A Guide to the Islands in the Caribbean

More than enough to find your perfect place in the sun

Puerto Aura
Evan Conway / Getty Images

The Caribbean archipelago encompasses more than 7,000 individual islands in a region of approximately 1 million square miles. There are 13 sovereign island nations and 12 dependent territories, with close political ties throughout the region to Europe and the United States. Another 10 Latin American countries include coastlines along the Caribbean.

The entire region, often referred to as the West Indies, benefits from a tropical climate with year-round beach-vacation temperatures, making it one of the most coveted destinations in the world.

Caribbean Islands Geography

The Caribbean contains three main island groups: the Greater Antilles, the Lesser Antilles, and the Lucayan Archipelago, which encompasses the Commonwealth of the Bahamas, and Turks and Caicos, both technically in the Atlantic but with close social and political ties to the Caribbean.

The large islands of Cuba, Hispaniola (host to Haiti and the Dominican Republic), Jamaica, and Puerto Rico all belong to the Greater Antilles, in the northern portion of the Caribbean.

The Lesser Antilles encompasses the southeastern islands and can be further divided into the northern Leeward Islands (including Antigua, Barbuda, and the British and United States Virgin Islands) and the southern Windward Islands (like St.
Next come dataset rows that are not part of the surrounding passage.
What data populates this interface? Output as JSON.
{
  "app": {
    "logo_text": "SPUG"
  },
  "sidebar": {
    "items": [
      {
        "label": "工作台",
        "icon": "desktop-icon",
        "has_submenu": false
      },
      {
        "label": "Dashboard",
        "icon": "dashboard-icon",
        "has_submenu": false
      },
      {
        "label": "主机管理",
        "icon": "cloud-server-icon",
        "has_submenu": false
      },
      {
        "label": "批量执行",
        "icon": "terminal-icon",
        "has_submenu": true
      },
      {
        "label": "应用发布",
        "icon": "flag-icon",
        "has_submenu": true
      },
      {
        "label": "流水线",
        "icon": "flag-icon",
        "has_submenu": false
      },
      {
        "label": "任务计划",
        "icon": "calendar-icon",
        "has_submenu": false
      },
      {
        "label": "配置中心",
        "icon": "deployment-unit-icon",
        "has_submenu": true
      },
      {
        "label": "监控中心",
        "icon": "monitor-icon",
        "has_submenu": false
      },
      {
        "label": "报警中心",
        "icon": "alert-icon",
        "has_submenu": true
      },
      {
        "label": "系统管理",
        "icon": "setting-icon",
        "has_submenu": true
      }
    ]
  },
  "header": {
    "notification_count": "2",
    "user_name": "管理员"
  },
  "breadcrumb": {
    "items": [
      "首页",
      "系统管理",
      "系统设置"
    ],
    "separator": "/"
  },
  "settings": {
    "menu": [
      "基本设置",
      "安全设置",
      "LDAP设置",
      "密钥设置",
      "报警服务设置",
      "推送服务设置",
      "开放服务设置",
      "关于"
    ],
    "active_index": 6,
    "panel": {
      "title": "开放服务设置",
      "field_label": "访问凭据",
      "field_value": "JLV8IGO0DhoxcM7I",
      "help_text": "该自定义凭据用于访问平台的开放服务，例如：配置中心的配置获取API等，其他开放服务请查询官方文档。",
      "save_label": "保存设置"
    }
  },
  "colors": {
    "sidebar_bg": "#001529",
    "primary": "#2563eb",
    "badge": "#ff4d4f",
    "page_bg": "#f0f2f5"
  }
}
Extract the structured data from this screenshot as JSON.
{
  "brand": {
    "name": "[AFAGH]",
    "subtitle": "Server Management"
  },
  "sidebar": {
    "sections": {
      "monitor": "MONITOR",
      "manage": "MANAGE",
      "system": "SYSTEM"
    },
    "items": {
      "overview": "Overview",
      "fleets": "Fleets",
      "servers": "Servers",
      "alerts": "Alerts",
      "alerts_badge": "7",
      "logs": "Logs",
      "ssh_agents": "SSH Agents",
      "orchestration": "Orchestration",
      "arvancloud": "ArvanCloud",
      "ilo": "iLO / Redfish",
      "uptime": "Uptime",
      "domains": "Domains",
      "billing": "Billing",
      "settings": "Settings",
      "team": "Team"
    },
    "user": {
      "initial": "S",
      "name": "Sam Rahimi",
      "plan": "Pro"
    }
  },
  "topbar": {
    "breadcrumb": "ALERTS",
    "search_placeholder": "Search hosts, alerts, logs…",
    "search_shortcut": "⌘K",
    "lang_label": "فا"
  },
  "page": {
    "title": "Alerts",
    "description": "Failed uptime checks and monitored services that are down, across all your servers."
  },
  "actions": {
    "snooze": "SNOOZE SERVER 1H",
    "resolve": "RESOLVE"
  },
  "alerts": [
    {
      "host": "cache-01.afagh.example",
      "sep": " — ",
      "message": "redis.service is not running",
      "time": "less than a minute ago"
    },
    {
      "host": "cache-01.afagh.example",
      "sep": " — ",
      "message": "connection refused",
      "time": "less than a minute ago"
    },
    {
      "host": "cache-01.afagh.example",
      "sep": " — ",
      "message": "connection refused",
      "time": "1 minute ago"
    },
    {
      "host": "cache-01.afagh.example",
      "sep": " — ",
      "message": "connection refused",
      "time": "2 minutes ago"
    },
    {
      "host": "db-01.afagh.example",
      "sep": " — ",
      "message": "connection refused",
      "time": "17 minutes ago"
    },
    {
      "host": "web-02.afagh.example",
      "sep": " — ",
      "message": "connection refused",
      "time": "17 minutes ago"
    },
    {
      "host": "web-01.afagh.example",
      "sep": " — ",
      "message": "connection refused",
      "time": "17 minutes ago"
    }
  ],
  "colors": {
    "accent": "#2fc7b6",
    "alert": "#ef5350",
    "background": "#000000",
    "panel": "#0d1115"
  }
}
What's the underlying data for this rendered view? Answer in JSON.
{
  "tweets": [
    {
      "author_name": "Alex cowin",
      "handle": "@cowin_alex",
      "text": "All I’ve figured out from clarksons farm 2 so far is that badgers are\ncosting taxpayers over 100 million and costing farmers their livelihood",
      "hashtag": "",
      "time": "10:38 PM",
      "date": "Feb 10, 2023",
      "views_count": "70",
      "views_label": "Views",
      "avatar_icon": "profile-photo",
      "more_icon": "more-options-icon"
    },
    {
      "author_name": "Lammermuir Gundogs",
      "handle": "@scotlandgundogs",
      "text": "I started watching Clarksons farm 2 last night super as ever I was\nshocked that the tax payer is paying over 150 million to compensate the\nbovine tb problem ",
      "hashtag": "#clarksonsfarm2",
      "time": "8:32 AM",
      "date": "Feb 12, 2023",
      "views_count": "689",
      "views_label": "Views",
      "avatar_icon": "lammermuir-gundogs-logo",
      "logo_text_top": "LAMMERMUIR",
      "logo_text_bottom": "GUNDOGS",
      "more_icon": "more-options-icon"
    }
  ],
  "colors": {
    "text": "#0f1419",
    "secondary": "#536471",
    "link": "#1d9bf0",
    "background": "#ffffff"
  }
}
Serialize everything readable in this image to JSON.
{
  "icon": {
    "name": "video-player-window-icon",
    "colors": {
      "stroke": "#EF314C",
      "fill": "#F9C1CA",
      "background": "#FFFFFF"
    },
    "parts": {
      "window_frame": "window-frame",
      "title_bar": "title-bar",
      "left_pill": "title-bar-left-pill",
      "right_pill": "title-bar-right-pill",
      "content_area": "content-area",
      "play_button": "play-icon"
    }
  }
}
Vincent and Dominica.) The islands along the coasts of Central and South America, though set apart, usually get included with the southern Windwards.

At 42,426 square miles, Cuba ranks first in size and population, but with so many uninhabited islets, reefs, and cays dotting the map, the title for smallest shifts according to the context.

For perspective, a marathoner would need to cross tiny Saba on the island's only paved road two and a half times to reach the requisite mileage. After engineers deemed the volcanic outpost in the Netherlands Antilles too steep and rocky for a road, residents built it by hand.

Caribbean Islands Languages

English remains the dominant colonial language in the Caribbean and the official language of at least 18 islands or island groups in the region including the U.S. Virgin Islands and the Florida Keys.

Spanish is spoken in Cuba, the Dominican Republic, and Puerto Rico, in addition to the continental Caribbean countries of Mexico, and Central and South America. French speakers dominate on the French Islands of Guadeloupe, Martinique, St. Barts, and St. Martin, and in Haiti, a former French colony.

Islands in the Netherlands Antilles list Dutch, English, and the creole dialect Papiamentu as official languages, though you're more likely to hear locals speaking English or Papiamentu. Other creole dialects, which combine elements of native, African, and immigrant tongues with the colonial language, flourish throughout the region.

Caribbean Islands Culture

The political history may be colonial, but the culture of the Caribbean is a colorful amalgam of traditions from the many ethnicities found there. The art, music, literature, and culinary achievements reflect the legacy of African slaves forcibly brought there to work on sugar plantations, Amerindians who were living on islands before the arrival of Christopher Columbus, and the Europeans colonizers.